Eliseo Mattiacci Senza titolo corpi celesti 2008 disegno a china su carta cm 735×535

Infine, sempre nella collettiva di Galleria Poggiali, ecco tre protagonisti indiscussi dell’arte contemporanea del secondo Novecento: Eliseo Mattiacci, Gilberto Zorio ed Enzo Cucchi. Scomparso nel 2019, Mattiacci è stato uno dei grandi artisti italiani che hanno rinnovato il linguaggio scultoreo a partire da un ragionamento sulla forma, spesso di taglio monumentale, i cui elementi principali sono l’energia, il movimento, la trasformazione, il gioco e il bilanciamento della forma pura. “Amo l’esserci fisicamente nelle cose”, scriveva l’0rtista nel 1969, “poggiarci le mani, analizzarle e comprimerle, attraversarle: perché esistono. Per questo i materiali che uso sono vari: mi interessa vedere come reagiscono, come si piegano. Mi piace vedere una materia compressa da un peso, osservata in trasparenza, assistere a come si muove e varia nell’aria, nel sole, nella pioggia… Le dune di sabbia formate dal vento, oppure trattenute da membrane trasparenti, e le azioni improvvise e instabili, l’incontro fortuito”.

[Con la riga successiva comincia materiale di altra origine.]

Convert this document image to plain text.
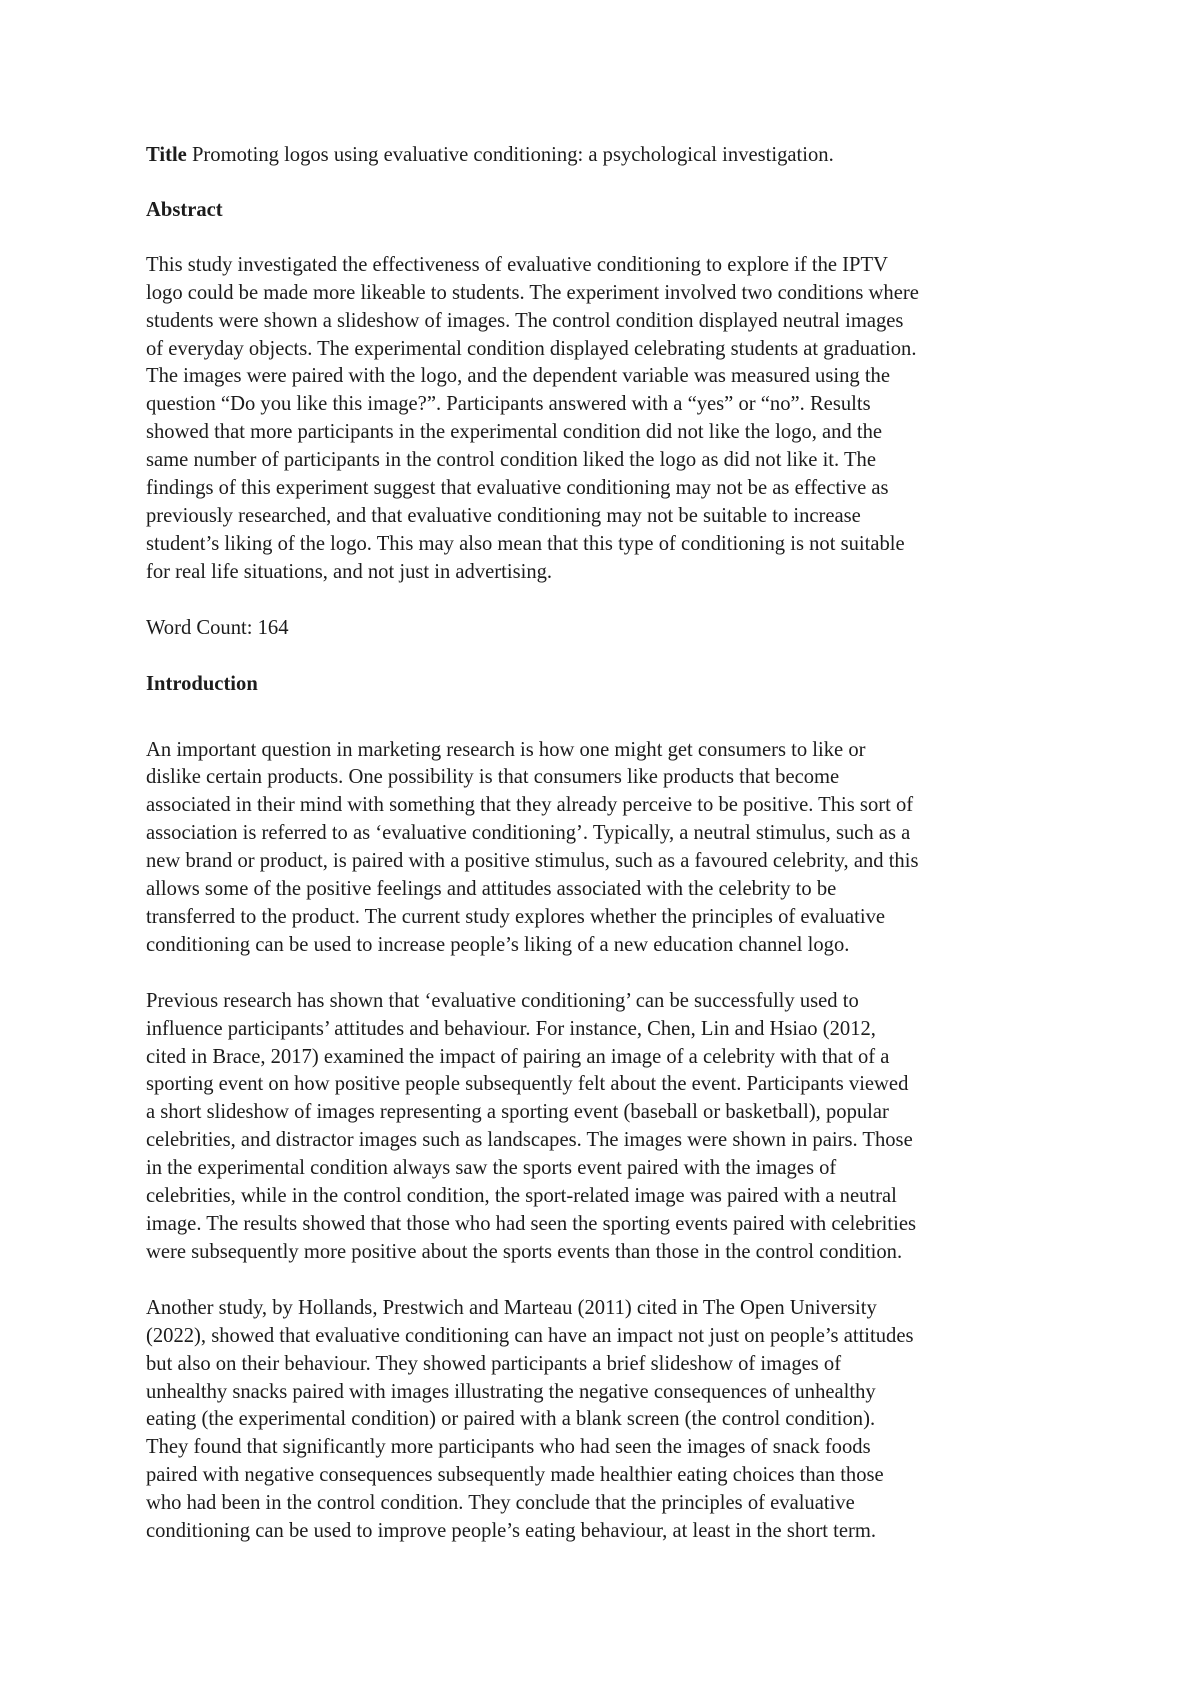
Title Promoting logos using evaluative conditioning: a psychological investigation.

Abstract

This study investigated the effectiveness of evaluative conditioning to explore if the IPTV

logo could be made more likeable to students. The experiment involved two conditions where

students were shown a slideshow of images. The control condition displayed neutral images

of everyday objects. The experimental condition displayed celebrating students at graduation.

The images were paired with the logo, and the dependent variable was measured using the

question “Do you like this image?”. Participants answered with a “yes” or “no”. Results

showed that more participants in the experimental condition did not like the logo, and the

same number of participants in the control condition liked the logo as did not like it. The

findings of this experiment suggest that evaluative conditioning may not be as effective as

previously researched, and that evaluative conditioning may not be suitable to increase

student’s liking of the logo. This may also mean that this type of conditioning is not suitable

for real life situations, and not just in advertising.

Word Count: 164

Introduction

An important question in marketing research is how one might get consumers to like or

dislike certain products. One possibility is that consumers like products that become

associated in their mind with something that they already perceive to be positive. This sort of

association is referred to as ‘evaluative conditioning’. Typically, a neutral stimulus, such as a

new brand or product, is paired with a positive stimulus, such as a favoured celebrity, and this

allows some of the positive feelings and attitudes associated with the celebrity to be

transferred to the product. The current study explores whether the principles of evaluative

conditioning can be used to increase people’s liking of a new education channel logo.

Previous research has shown that ‘evaluative conditioning’ can be successfully used to

influence participants’ attitudes and behaviour. For instance, Chen, Lin and Hsiao (2012,

cited in Brace, 2017) examined the impact of pairing an image of a celebrity with that of a

sporting event on how positive people subsequently felt about the event. Participants viewed

a short slideshow of images representing a sporting event (baseball or basketball), popular

celebrities, and distractor images such as landscapes. The images were shown in pairs. Those

in the experimental condition always saw the sports event paired with the images of

celebrities, while in the control condition, the sport-related image was paired with a neutral

image. The results showed that those who had seen the sporting events paired with celebrities

were subsequently more positive about the sports events than those in the control condition.

Another study, by Hollands, Prestwich and Marteau (2011) cited in The Open University

(2022), showed that evaluative conditioning can have an impact not just on people’s attitudes

but also on their behaviour. They showed participants a brief slideshow of images of

unhealthy snacks paired with images illustrating the negative consequences of unhealthy

eating (the experimental condition) or paired with a blank screen (the control condition).

They found that significantly more participants who had seen the images of snack foods

paired with negative consequences subsequently made healthier eating choices than those

who had been in the control condition. They conclude that the principles of evaluative

conditioning can be used to improve people’s eating behaviour, at least in the short term.
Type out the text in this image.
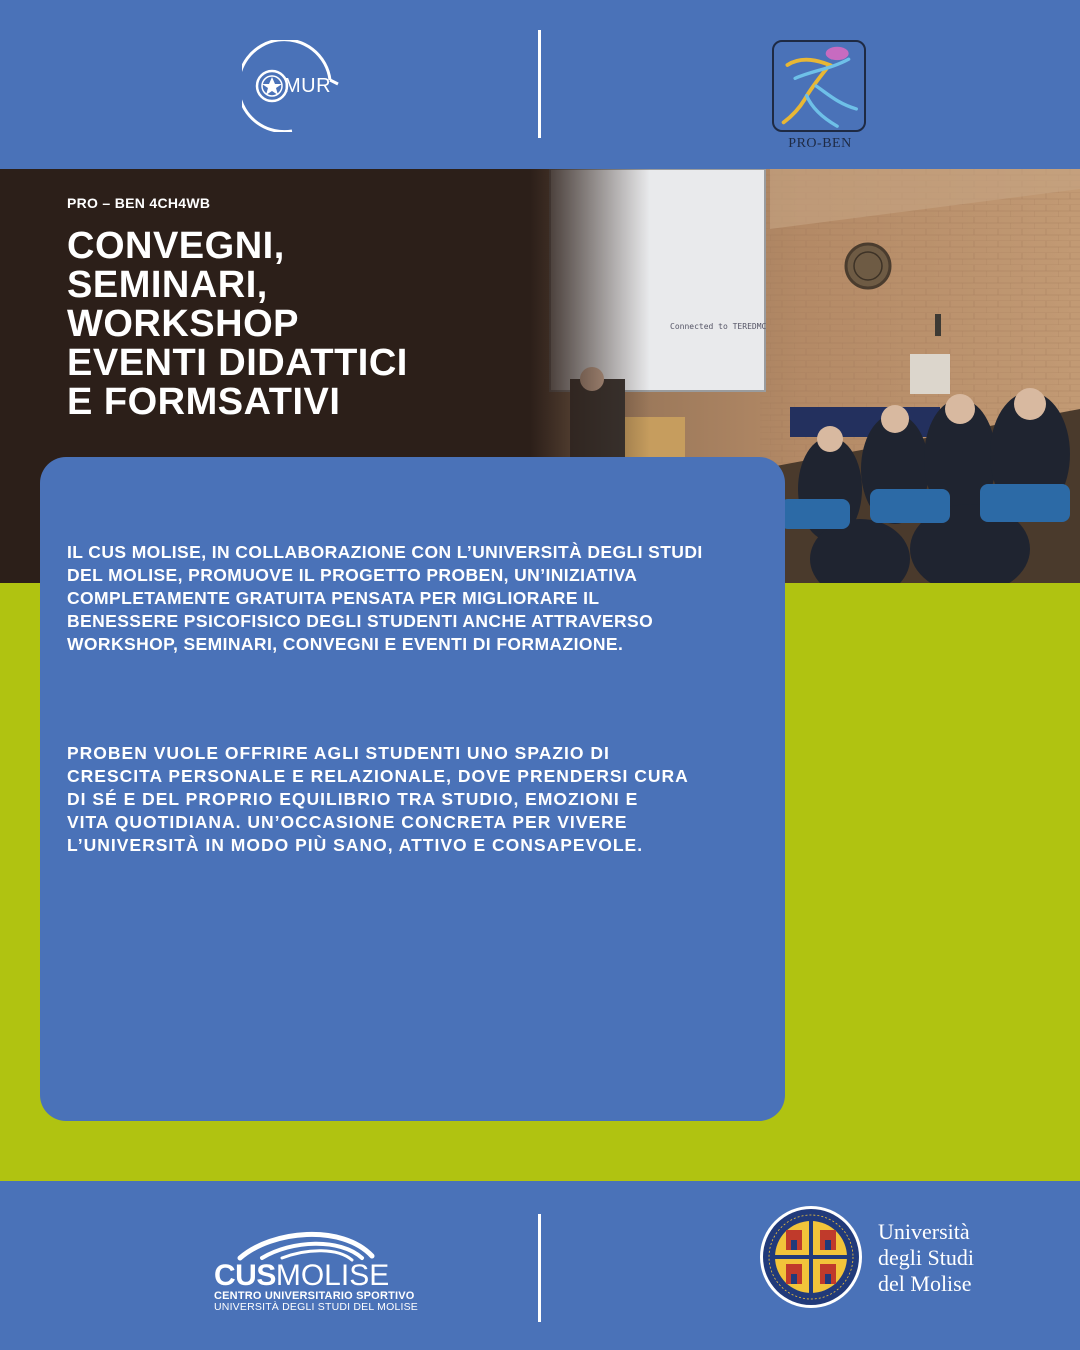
MUR
PRO-BEN
Connected to TEREDMC
PRO – BEN 4CH4WB
CONVEGNI,
SEMINARI,
WORKSHOP
EVENTI DIDATTICI
E FORMSATIVI
IL CUS MOLISE, IN COLLABORAZIONE CON L’UNIVERSITÀ DEGLI STUDI
DEL MOLISE, PROMUOVE IL PROGETTO PROBEN, UN’INIZIATIVA
COMPLETAMENTE GRATUITA PENSATA PER MIGLIORARE IL
BENESSERE PSICOFISICO DEGLI STUDENTI ANCHE ATTRAVERSO
WORKSHOP, SEMINARI, CONVEGNI E EVENTI DI FORMAZIONE.
PROBEN VUOLE OFFRIRE AGLI STUDENTI UNO SPAZIO DI
CRESCITA PERSONALE E RELAZIONALE, DOVE PRENDERSI CURA
DI SÉ E DEL PROPRIO EQUILIBRIO TRA STUDIO, EMOZIONI E
VITA QUOTIDIANA. UN’OCCASIONE CONCRETA PER VIVERE
L’UNIVERSITÀ IN MODO PIÙ SANO, ATTIVO E CONSAPEVOLE.
CUSMOLISE
CENTRO UNIVERSITARIO SPORTIVO
UNIVERSITÀ DEGLI STUDI DEL MOLISE
Università
degli Studi
del Molise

Gilberto Zorio Stella Africa 1983 terracotta su pelle cm 160×296

Gilberto Zorio è invece protagonista storico dell’Arte Povera sin dalla metà degli anni Sessanta. Il suo lavoro si caratterizza per l’energia, l’alchimia, la manifestazione della processualità e l’attenzione alle forme in potenza insite nei materiali. Attratto dai processi chimico-fisici, Zorio crea opere in costante azione e mutamento, come se avessero una propria forza vitale. Utilizza elementi chimici come zolfo, cobalto e fosforo in combinazione con materiali come eternit e ferro, esplorando il dialogo tra la stabilità e l’instabilità, tra le materie naturali e i prodotti industriali. Le sue opere mostrano la tensione e la trasformazione continua a cui sono sottoposte. Zorio attiva processi le cui reazioni possono essere parzialmente controllate, lasciando che il tempo, gli agenti chimici, fisici e atmosferici modellino l’opera. La sua ricerca sui materiali è legata a una componente simbolica, rappresentata da elementi come la stella a cinque punte, la canoa e il giavellotto, che diventano archetipi e immagini energetiche, evocando tensione e vitalità.

Enzio Cucchi Il vesuvio 1994 Matita e carboncino su carta cm 23×3050

Infine, Enzo Cucchi: straordinario affabulatore del segno, del colore e della materia, Cucchi è uno degli artisti più prolifici e innovativi della scena contemporanea, noto per la sua libertà di pensiero e il suo approccio controcorrente. Figura centrale della Transavanguardia dalla fine degli anni Settanta, Cucchi combina elementi della cultura popolare e della mitologia in opere che spaziano dalla pittura alla scultura. La sua arte è caratterizzata da una ricca iconografia e una forte componente narrativa, spesso utilizzando simboli esoterici e temi spirituali. Cucchi fonde parola scritta e immagine, creando mondi visivi complessi e suggestivi che continuano a ispirare nuove generazioni di artisti.